Соколиный рубеж - страница 71



– Его сразу, паскуду, узнаешь по полету.

– Да ссыкуны они, свободные охотники. Он никогда с тобой в маневренный не ввяжется, – рубанул захмелевший Алим.

Резануло Зворыгина: странно было ему услыхать от собрата подобную пошлость – то, что все пионеры давно уже знают, которые металлический лом собирают и сдают на завод в переплавку, вносят лепту в создание именных самолетов.

– Это ты сказанул, – посмотрел на Алима едва не с презрением. – А вот то, чего девки во всех деревнях уже знают. Под карусель сам «мессер» как машина заточен идеально, я считаю. Я не знаю, каких ты в своей жизни встречал, а вот с нами их «волки» такой хоровод заводили – разве что голова не откручивалась. Тот, кто силу свою сознает, безо всяких иллюзий причем, обольщения ложного – если он тебя в небе по почерку выделит, сам же первый тебе закрутиться предложит. И вязать будет волей своей, пока ты не взопреешь от крови.

И посмеркся Алим, онемел – придавил, получалось, Зворыгин его своей правдой, принизил: настоящих ты, брат, и не видел, а так, с сосунками барахтался. И ни слова ему поперек, за Григорием сразу признав правоту там, где каждый второй да и первый летун сразу кинется опровергать: «Это я-то не видел?! Да я!..» Значит, тоже себе цену знает: «говори, говори – как до дела дойдет, ты меня по полету узнаешь». И опять – вперебой: кто о бабах, кто о самолетах.

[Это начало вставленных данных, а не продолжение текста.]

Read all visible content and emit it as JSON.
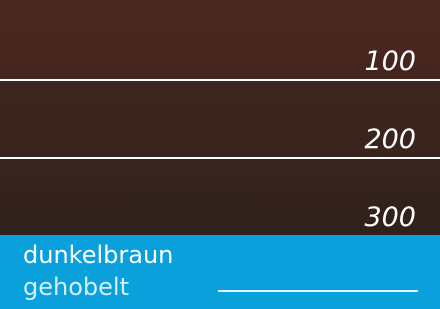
{
  "swatches": [
    {
      "label": "100"
    },
    {
      "label": "200"
    },
    {
      "label": "300"
    }
  ],
  "footer": {
    "color_name": "dunkelbraun",
    "finish": "gehobelt"
  }
}
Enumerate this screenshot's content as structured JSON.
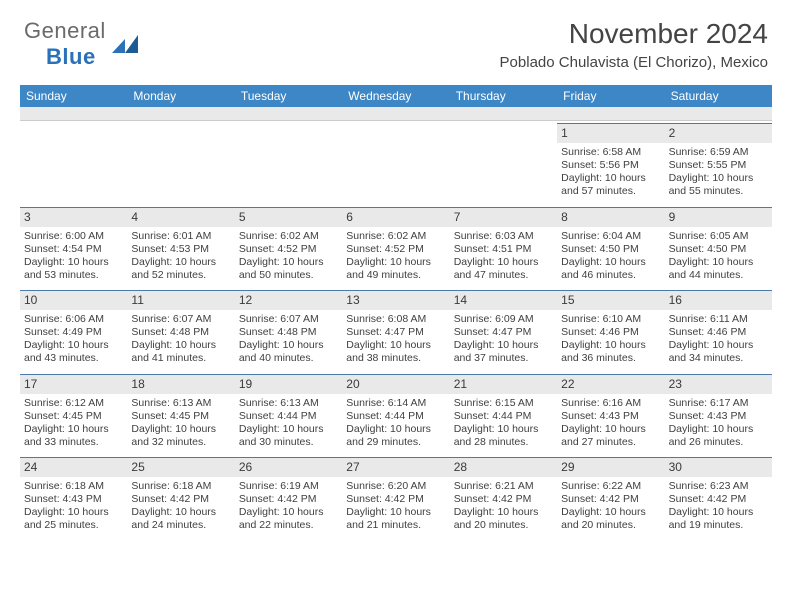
{
  "logo": {
    "text1": "General",
    "text2": "Blue"
  },
  "title": "November 2024",
  "location": "Poblado Chulavista (El Chorizo), Mexico",
  "colors": {
    "header_bg": "#3d87c7",
    "header_text": "#ffffff",
    "daynum_bg": "#e9e9e9",
    "divider": "#4a7aa8",
    "body_text": "#404040",
    "logo_gray": "#6a6a6a",
    "logo_blue": "#2a71b8"
  },
  "dow": [
    "Sunday",
    "Monday",
    "Tuesday",
    "Wednesday",
    "Thursday",
    "Friday",
    "Saturday"
  ],
  "weeks": [
    [
      null,
      null,
      null,
      null,
      null,
      {
        "n": "1",
        "sr": "6:58 AM",
        "ss": "5:56 PM",
        "dh": "10",
        "dm": "57"
      },
      {
        "n": "2",
        "sr": "6:59 AM",
        "ss": "5:55 PM",
        "dh": "10",
        "dm": "55"
      }
    ],
    [
      {
        "n": "3",
        "sr": "6:00 AM",
        "ss": "4:54 PM",
        "dh": "10",
        "dm": "53"
      },
      {
        "n": "4",
        "sr": "6:01 AM",
        "ss": "4:53 PM",
        "dh": "10",
        "dm": "52"
      },
      {
        "n": "5",
        "sr": "6:02 AM",
        "ss": "4:52 PM",
        "dh": "10",
        "dm": "50"
      },
      {
        "n": "6",
        "sr": "6:02 AM",
        "ss": "4:52 PM",
        "dh": "10",
        "dm": "49"
      },
      {
        "n": "7",
        "sr": "6:03 AM",
        "ss": "4:51 PM",
        "dh": "10",
        "dm": "47"
      },
      {
        "n": "8",
        "sr": "6:04 AM",
        "ss": "4:50 PM",
        "dh": "10",
        "dm": "46"
      },
      {
        "n": "9",
        "sr": "6:05 AM",
        "ss": "4:50 PM",
        "dh": "10",
        "dm": "44"
      }
    ],
    [
      {
        "n": "10",
        "sr": "6:06 AM",
        "ss": "4:49 PM",
        "dh": "10",
        "dm": "43"
      },
      {
        "n": "11",
        "sr": "6:07 AM",
        "ss": "4:48 PM",
        "dh": "10",
        "dm": "41"
      },
      {
        "n": "12",
        "sr": "6:07 AM",
        "ss": "4:48 PM",
        "dh": "10",
        "dm": "40"
      },
      {
        "n": "13",
        "sr": "6:08 AM",
        "ss": "4:47 PM",
        "dh": "10",
        "dm": "38"
      },
      {
        "n": "14",
        "sr": "6:09 AM",
        "ss": "4:47 PM",
        "dh": "10",
        "dm": "37"
      },
      {
        "n": "15",
        "sr": "6:10 AM",
        "ss": "4:46 PM",
        "dh": "10",
        "dm": "36"
      },
      {
        "n": "16",
        "sr": "6:11 AM",
        "ss": "4:46 PM",
        "dh": "10",
        "dm": "34"
      }
    ],
    [
      {
        "n": "17",
        "sr": "6:12 AM",
        "ss": "4:45 PM",
        "dh": "10",
        "dm": "33"
      },
      {
        "n": "18",
        "sr": "6:13 AM",
        "ss": "4:45 PM",
        "dh": "10",
        "dm": "32"
      },
      {
        "n": "19",
        "sr": "6:13 AM",
        "ss": "4:44 PM",
        "dh": "10",
        "dm": "30"
      },
      {
        "n": "20",
        "sr": "6:14 AM",
        "ss": "4:44 PM",
        "dh": "10",
        "dm": "29"
      },
      {
        "n": "21",
        "sr": "6:15 AM",
        "ss": "4:44 PM",
        "dh": "10",
        "dm": "28"
      },
      {
        "n": "22",
        "sr": "6:16 AM",
        "ss": "4:43 PM",
        "dh": "10",
        "dm": "27"
      },
      {
        "n": "23",
        "sr": "6:17 AM",
        "ss": "4:43 PM",
        "dh": "10",
        "dm": "26"
      }
    ],
    [
      {
        "n": "24",
        "sr": "6:18 AM",
        "ss": "4:43 PM",
        "dh": "10",
        "dm": "25"
      },
      {
        "n": "25",
        "sr": "6:18 AM",
        "ss": "4:42 PM",
        "dh": "10",
        "dm": "24"
      },
      {
        "n": "26",
        "sr": "6:19 AM",
        "ss": "4:42 PM",
        "dh": "10",
        "dm": "22"
      },
      {
        "n": "27",
        "sr": "6:20 AM",
        "ss": "4:42 PM",
        "dh": "10",
        "dm": "21"
      },
      {
        "n": "28",
        "sr": "6:21 AM",
        "ss": "4:42 PM",
        "dh": "10",
        "dm": "20"
      },
      {
        "n": "29",
        "sr": "6:22 AM",
        "ss": "4:42 PM",
        "dh": "10",
        "dm": "20"
      },
      {
        "n": "30",
        "sr": "6:23 AM",
        "ss": "4:42 PM",
        "dh": "10",
        "dm": "19"
      }
    ]
  ],
  "labels": {
    "sunrise": "Sunrise:",
    "sunset": "Sunset:",
    "daylight_prefix": "Daylight:",
    "hours_word": "hours",
    "and_word": "and",
    "minutes_word": "minutes."
  }
}
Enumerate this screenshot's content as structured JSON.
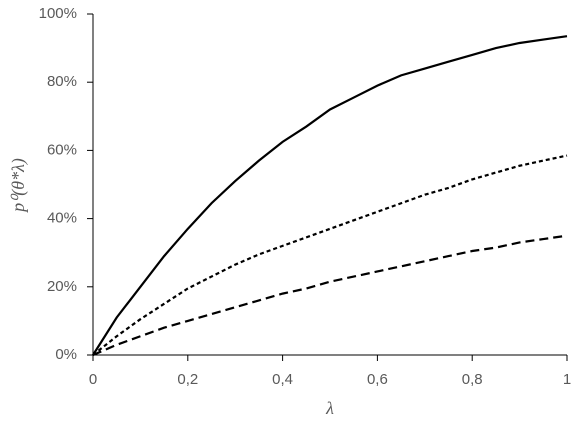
{
  "chart_data": {
    "type": "line",
    "x_label": "λ",
    "y_label": "p⁰(θ*λ)",
    "x": [
      0,
      0.05,
      0.1,
      0.15,
      0.2,
      0.25,
      0.3,
      0.35,
      0.4,
      0.45,
      0.5,
      0.55,
      0.6,
      0.65,
      0.7,
      0.75,
      0.8,
      0.85,
      0.9,
      0.95,
      1
    ],
    "series": [
      {
        "color": "#000000",
        "linestyle": "solid",
        "values": [
          0,
          11,
          20,
          29,
          37,
          44.5,
          51,
          57,
          62.5,
          67,
          72,
          75.5,
          79,
          82,
          84,
          86,
          88,
          90,
          91.5,
          92.5,
          93.5
        ]
      },
      {
        "color": "#000000",
        "linestyle": "dotted",
        "values": [
          0,
          5.5,
          10.5,
          15,
          19.5,
          23,
          26.5,
          29.5,
          32,
          34.5,
          37,
          39.5,
          42,
          44.5,
          47,
          49,
          51.5,
          53.5,
          55.5,
          57,
          58.5
        ]
      },
      {
        "color": "#000000",
        "linestyle": "dashed",
        "values": [
          0,
          3,
          5.5,
          8,
          10,
          12,
          14,
          16,
          18,
          19.5,
          21.5,
          23,
          24.5,
          26,
          27.5,
          29,
          30.5,
          31.5,
          33,
          34,
          35
        ]
      }
    ],
    "xlim": [
      0,
      1
    ],
    "xticks": [
      0,
      {
        "value": 0.2,
        "label": "0,2"
      },
      {
        "value": 0.4,
        "label": "0,4"
      },
      {
        "value": 0.6,
        "label": "0,6"
      },
      {
        "value": 0.8,
        "label": "0,8"
      },
      1
    ],
    "ylim": [
      0,
      100
    ],
    "yticks": [
      {
        "value": 0,
        "label": "0%"
      },
      {
        "value": 20,
        "label": "20%"
      },
      {
        "value": 40,
        "label": "40%"
      },
      {
        "value": 60,
        "label": "60%"
      },
      {
        "value": 80,
        "label": "80%"
      },
      {
        "value": 100,
        "label": "100%"
      }
    ],
    "grid": false
  }
}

– Я с хорошею девушкой нынче бы даже в клуб постеснялся зайти. Раньше ей про сирень, про Есенина, про полеты на Северный полюс… Ага, и челюскинцев лично со льдины снимал, невзирая на то что учился тогда в пятом классе. А сейчас вот совсем одремучился.

– Это ты, брат, напрасно. Что стесняться теперь, когда сами они не стесняются? Когда ты – их последняя, может, надежда на минутное счастье?

– На такой высоте мне на «кобре» вообще делать нечего. Ниже тысячи метров – утюг утюгом.

– А вот честно, Григорий, – сколько ты фрицев в землю загнал?

– Да под сто, я тебя уверяю! Это он просто скромничает. Да и как подтвердить? Упадет фриц один – так на эту убитую тушу все сразу права заявляют. Это мы его сбили – зенитчики. А пехота: нет, мы. И выходит по их донесениям, что уже не один сбитый «мессер», а три. Вот и надо проверить семь раз, а потом уж поверить. Сам как будто не знаешь. А когда ты над морем его закоптишь? Или просто за линией фронта? Как его доказать? Взять того же Тюльпана. Со дна не достанешь. Вот мы двое и видели лично, как Гришка его. Ну, Поярков еще. Жалко, вас с нами не было! Да родиться на свет надо было только ради того, чтобы это увидеть!

– Ты меня, Леонид, извини, но вот только… – не губами, не ртом, а каким-то другим, дополнительным органом речи сказал капитан Волковой и какое-то время не мог говорить, но себя пересилил и в Леньку – в несомненную силу Зворыгина, как в червячную слизь сапоговой подковой, – вдавил: – Видел я только этого Борха. Не так чтоб давно.

Вмуровало обвалом породы в немоту всех троих, задохнулся Зворыгин в кромешной пустой черноте, разом хлынувшей в голову.

– Ты-и-и что это, а? Ты-и-и что это мелешь такое? – Лапидус еле выпихнул кляп из гортани и осипло кричал, задыхаясь неверием, высоко перешагивая бешенство и какую-то детскую жалобу. – Фук он, фук! Как тебя сейчас, видел! Я лично! Султан! Ну скажи ему ты! Со своим красным носом один он такой!

– Я тебе просто мамой клянусь! – перекинулось на Ахмет-хана от Леньки. – И никто его больше с тех пор на Кубани не видел! Или что, скажешь – не человек?! Дух, шайтан?! Это мы проходили уже! В это больше не верим! Если б он был живой, то давно бы уже появился! Там бы, там, на Кубани, воскрес! Показал бы себя: вот он я!